Maico Lechner (Copenhagen / DK), Pierre Sabatier (Copenhagen / DK; Uppsala / SE), Jesper Velgaard Olsen (Copenhagen / DK)
The Proteome Integral Solubility Alteration (PISA) assay is a well-established mass spectrometry (MS)-based proteomics methodology. It identifies changes in protein-ligand complexes based on their solubility variation under different treatment conditions based on thermal probing at several temperatures and is applicable to living cells and cell lysates. PISA usually necessitates relatively high sample input, but biomedically-relevant material available for analysis is often limited. This is the case for patient derived samples or challenging and costly cell cultures, and thus reducing sample requirements would increase the widespread applicability of PISA. Utilizing the One-Tip workflow, a novel sample preparation technique based on the Evotip, streamlines analysis of low sample input due to direct protein digestion on top of the C18-disk in the tip, followed by desalting, concentration and injection into the Evosep One LC system.

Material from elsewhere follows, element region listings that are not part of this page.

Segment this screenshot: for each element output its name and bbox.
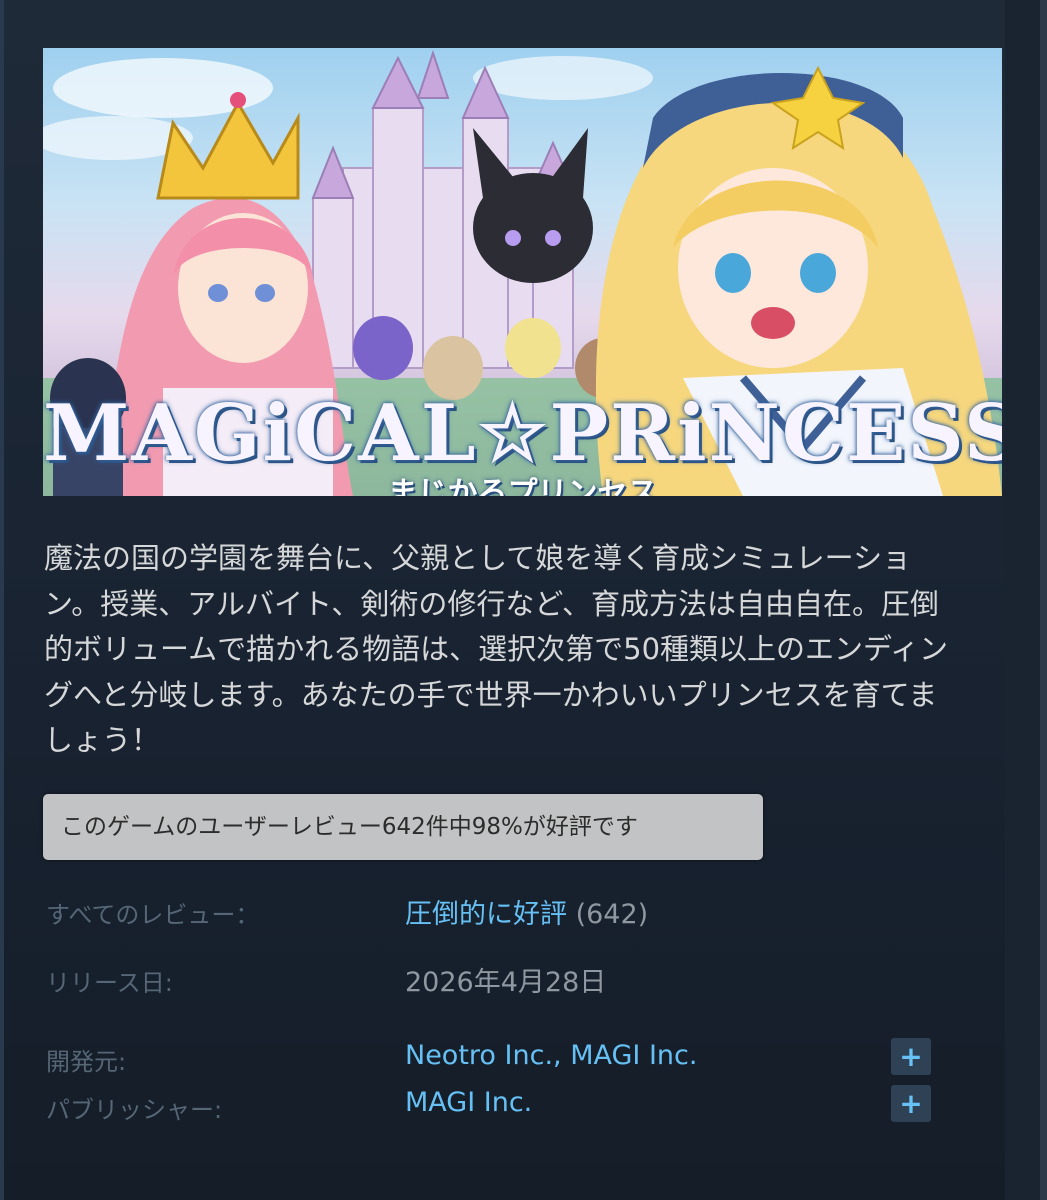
review-count: (642) — [575, 899, 649, 930]
review-summary-link[interactable]: 圧倒的に好評 — [405, 899, 567, 930]
publisher-plus-button[interactable]: + — [891, 1085, 931, 1122]
game-logo-subtitle: まじかるプリンセス — [387, 476, 658, 496]
all-reviews-value: 圧倒的に好評 (642) — [405, 892, 648, 931]
developer-link[interactable]: Neotro Inc., MAGI Inc. — [405, 1040, 697, 1071]
publisher-label: パブリッシャー: — [46, 1096, 223, 1124]
game-description: 魔法の国の学園を舞台に、父親として娘を導く育成シミュレーション。授業、アルバイト… — [44, 541, 949, 757]
all-reviews-label: すべてのレビュー： — [46, 901, 260, 929]
game-header-image[interactable]: MAGiCAL☆PRiNCESS まじかるプリンセス — [43, 48, 1002, 496]
publisher-link[interactable]: MAGI Inc. — [405, 1087, 532, 1118]
release-date-value: 2026年4月28日 — [405, 967, 607, 998]
scrollbar-track[interactable] — [1040, 0, 1047, 1200]
developer-plus-button[interactable]: + — [891, 1038, 931, 1075]
review-tooltip: このゲームのユーザーレビュー642件中98%が好評です — [43, 794, 763, 860]
developer-label: 開発元: — [46, 1048, 127, 1076]
release-date-label: リリース日: — [46, 969, 173, 997]
game-logo-title: MAGiCAL☆PRiNCESS — [43, 388, 1002, 479]
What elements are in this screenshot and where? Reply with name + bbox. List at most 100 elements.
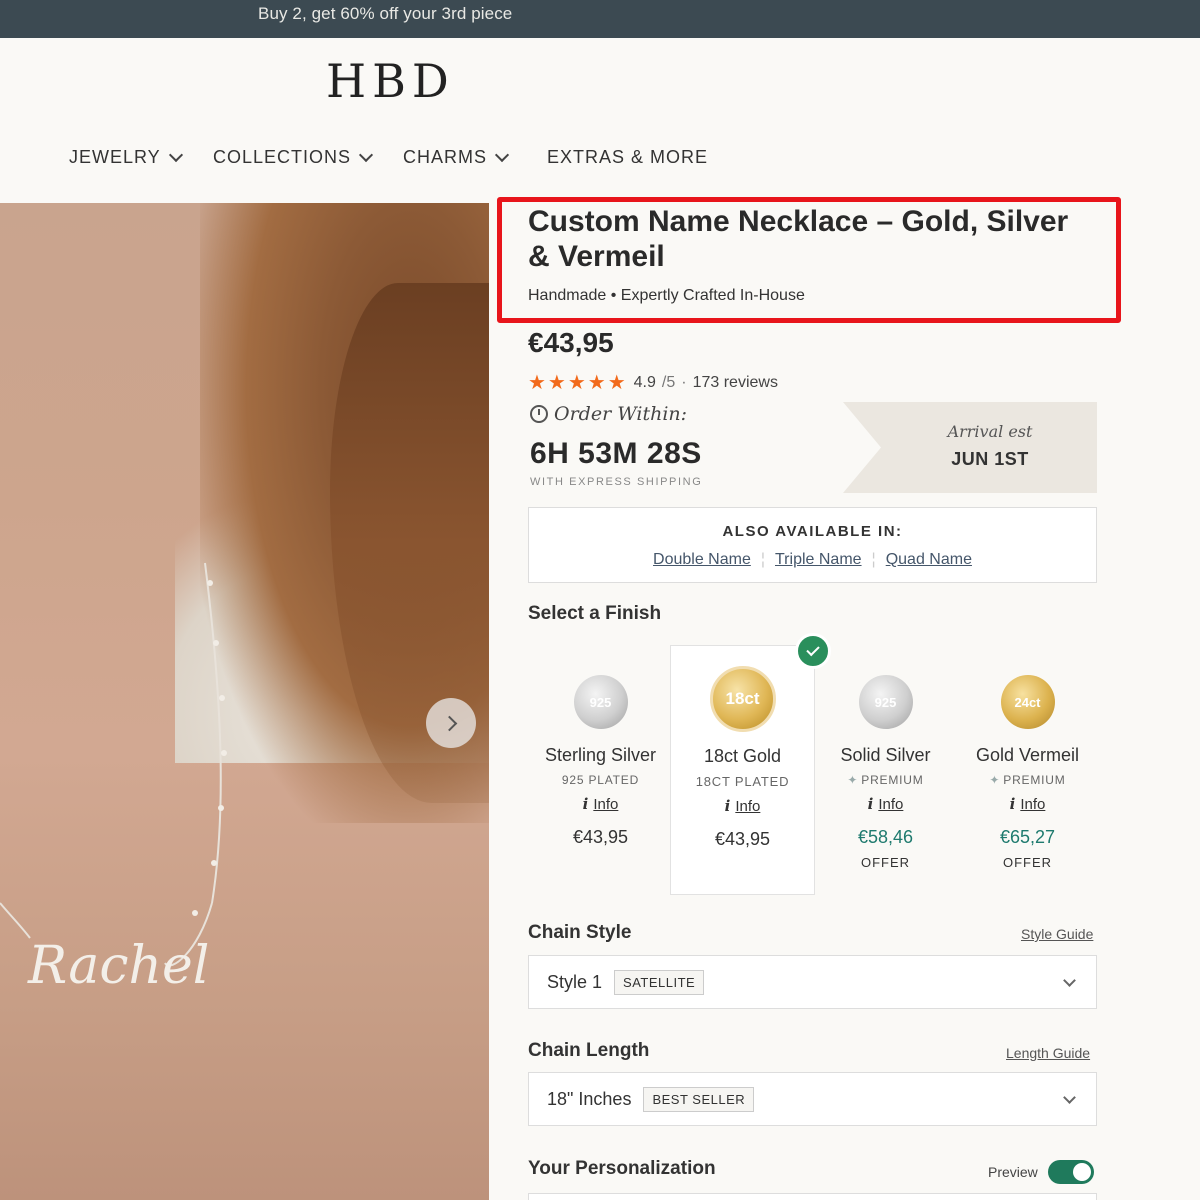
hero-name-text: Rachel: [27, 936, 209, 996]
sparkle-icon: ✦: [847, 773, 859, 787]
rating-summary[interactable]: ★★★★★ 4.9 /5 · 173 reviews: [528, 370, 778, 395]
brand-logo[interactable]: HBD: [326, 54, 455, 108]
finish-badge: 925: [858, 675, 913, 729]
also-available-box: ALSO AVAILABLE IN: Double Name ¦ Triple …: [528, 507, 1097, 583]
info-icon: i: [724, 797, 731, 815]
carousel-next-button[interactable]: [426, 698, 476, 748]
finish-sub: 18CT PLATED: [695, 774, 790, 789]
finish-price: €65,27: [999, 827, 1056, 847]
product-price: €43,95: [528, 327, 614, 358]
finish-info[interactable]: i Info: [813, 795, 958, 813]
link-triple-name[interactable]: Triple Name: [775, 551, 862, 569]
finish-info-link: Info: [735, 798, 761, 815]
finish-price: €43,95: [572, 827, 629, 847]
chevron-right-icon: [441, 715, 457, 731]
also-available-links: Double Name ¦ Triple Name ¦ Quad Name: [529, 551, 1096, 569]
arrival-date: JUN 1ST: [951, 449, 1029, 469]
nav-item-jewelry[interactable]: JEWELRY: [69, 147, 183, 168]
finish-info-link: Info: [593, 796, 619, 813]
style-guide-link[interactable]: Style Guide: [1021, 926, 1093, 942]
link-double-name[interactable]: Double Name: [653, 551, 751, 569]
nav-item-collections[interactable]: COLLECTIONS: [213, 147, 374, 168]
nav-label: JEWELRY: [69, 147, 161, 167]
personalization-input[interactable]: [528, 1193, 1097, 1200]
finish-info[interactable]: i Info: [955, 795, 1100, 813]
product-hero-image: Rachel: [0, 203, 489, 1200]
info-icon: i: [582, 795, 589, 813]
necklace-illustration: Rachel: [0, 562, 227, 996]
nav-label: COLLECTIONS: [213, 147, 352, 167]
finish-badge: 18ct: [709, 666, 776, 732]
preview-toggle[interactable]: [1047, 1160, 1094, 1184]
order-within-label: Order Within:: [554, 403, 688, 425]
info-icon: i: [867, 795, 874, 813]
nav-label: CHARMS: [403, 147, 488, 167]
rating-dot: ·: [681, 373, 687, 391]
rating-score: 4.9: [633, 373, 656, 391]
offer-tag: OFFER: [1002, 855, 1053, 870]
promo-text: Buy 2, get 60% off your 3rd piece: [258, 4, 513, 23]
arrival-estimate: Arrival est JUN 1ST: [843, 402, 1097, 493]
finish-name: Gold Vermeil: [975, 745, 1080, 765]
finish-option-solid-silver[interactable]: 925 Solid Silver ✦ PREMIUM i Info €58,46 O…: [813, 645, 958, 895]
main-nav: JEWELRY COLLECTIONS CHARMS EXTRAS & MORE: [0, 147, 1200, 173]
personalization-label: Your Personalization: [528, 1158, 716, 1179]
clock-icon: [530, 405, 548, 423]
finish-info[interactable]: i Info: [671, 797, 814, 815]
chevron-down-icon: [358, 147, 374, 162]
info-icon: i: [1009, 795, 1016, 813]
finish-sub: PREMIUM: [861, 773, 924, 787]
finish-info-link: Info: [1020, 796, 1046, 813]
rating-outof: /5: [661, 373, 676, 391]
finish-option-sterling-silver[interactable]: 925 Sterling Silver 925 PLATED i Info €43…: [528, 645, 673, 895]
finish-name: Sterling Silver: [544, 745, 657, 765]
express-shipping-label: WITH EXPRESS SHIPPING: [530, 476, 703, 488]
finish-price: €43,95: [714, 829, 771, 849]
finish-section-label: Select a Finish: [528, 603, 662, 624]
finish-price: €58,46: [857, 827, 914, 847]
product-title: Custom Name Necklace – Gold, Silver & Ve…: [528, 205, 1069, 273]
review-count: 173 reviews: [692, 373, 778, 391]
link-separator: ¦: [760, 551, 765, 568]
nav-item-charms[interactable]: CHARMS: [403, 147, 510, 168]
nav-item-extras[interactable]: EXTRAS & MORE: [547, 147, 708, 168]
link-quad-name[interactable]: Quad Name: [886, 551, 972, 569]
chain-length-label: Chain Length: [528, 1040, 650, 1061]
finish-badge: 24ct: [1000, 675, 1055, 729]
finish-info-link: Info: [878, 796, 904, 813]
preview-label: Preview: [988, 1164, 1038, 1180]
length-guide-link[interactable]: Length Guide: [1006, 1045, 1090, 1061]
promo-banner: Buy 2, get 60% off your 3rd piece: [0, 0, 1200, 38]
chain-length-value: 18" Inches: [547, 1088, 632, 1109]
finish-name: Solid Silver: [840, 745, 931, 765]
finish-badge: 925: [573, 675, 628, 729]
finish-option-gold-vermeil[interactable]: 24ct Gold Vermeil ✦ PREMIUM i Info €65,27 …: [955, 645, 1100, 895]
chain-length-tag: BEST SELLER: [643, 1086, 755, 1112]
countdown-timer: 6H 53M 28S: [530, 437, 702, 470]
finish-sub-wrap: ✦ PREMIUM: [955, 773, 1100, 787]
chain-style-select[interactable]: Style 1 SATELLITE: [528, 955, 1097, 1009]
finish-sub-wrap: ✦ PREMIUM: [813, 773, 958, 787]
offer-tag: OFFER: [860, 855, 911, 870]
arrival-label: Arrival est: [947, 422, 1033, 441]
finish-option-18ct-gold[interactable]: 18ct 18ct Gold 18CT PLATED i Info €43,95: [670, 645, 815, 895]
chevron-down-icon: [1063, 1091, 1076, 1104]
product-subtitle: Handmade • Expertly Crafted In-House: [528, 287, 805, 304]
finish-name: 18ct Gold: [703, 746, 782, 766]
chevron-down-icon: [494, 147, 510, 162]
nav-label: EXTRAS & MORE: [547, 147, 709, 167]
rating-stars: ★★★★★: [528, 372, 628, 394]
chain-style-value: Style 1: [547, 971, 603, 992]
sparkle-icon: ✦: [989, 773, 1001, 787]
chevron-down-icon: [168, 147, 183, 162]
chain-style-label: Chain Style: [528, 922, 632, 943]
finish-info[interactable]: i Info: [528, 795, 673, 813]
finish-sub: 925 PLATED: [561, 773, 640, 787]
chain-length-select[interactable]: 18" Inches BEST SELLER: [528, 1072, 1097, 1126]
preview-toggle-group: Preview: [988, 1160, 1094, 1184]
also-available-title: ALSO AVAILABLE IN:: [722, 523, 903, 540]
chevron-down-icon: [1063, 974, 1076, 987]
order-within: Order Within:: [530, 403, 687, 425]
chain-style-tag: SATELLITE: [614, 969, 705, 995]
link-separator: ¦: [871, 551, 876, 568]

The addition of 0.2% n-Dodecyl-Beta-Maltoside (DDM) during the freeze-thaw cell lysis after the PISA assay allows for a swift transition to the One-Tip method. Since DDM is a MS compatible detergent, there is no need to perform a buffer exchange of the protein sample prior to enzymatic Lys-C/trypsin digestion, thus streamlining the method by decreasing sample preparation time as well as minimizing variability thanks to fewer pipetting steps. To test the sensitivity of the integration of PISA with the One-Tip workflow, we assayed the cellular targets of staurosporine, a broadband kinase inhibitor, in different quantities of HeLa cells. The PISA samples were analyzed on the Orbitrap Astral mass spectrometer using narrow-window DIA. As a readout, we investigated the correlation between cell number input and subsequent protein IDs and identified kinase targets. This showed that One-Tip-PISA can be performed on very low cell inputs, as low as 2500 HeLa cells for each temperature point sampled. This yielded reproducible results showing a strong correlation with known staurosporine targets, surpassing the protein depth and sample reproducibility of comparable methods like the Protein Aggregation Capture (PAC) protocol, when using a limited sample amount. Furthermore, the One-Tip-PISA method enabled us to prepare and analyze a full 96-well plate of HeLa cells treated with 11 different kinase inhibitors at 2 different concentrations within a single day. The resulting injection-ready Evotips can be analyzed within a subsequent day by fast LC-gradients. The One-Tip-PISA method is promising for higher throughput and lower sample input compared to the existing PISA analysis, with potential applications in a wide range of research areas.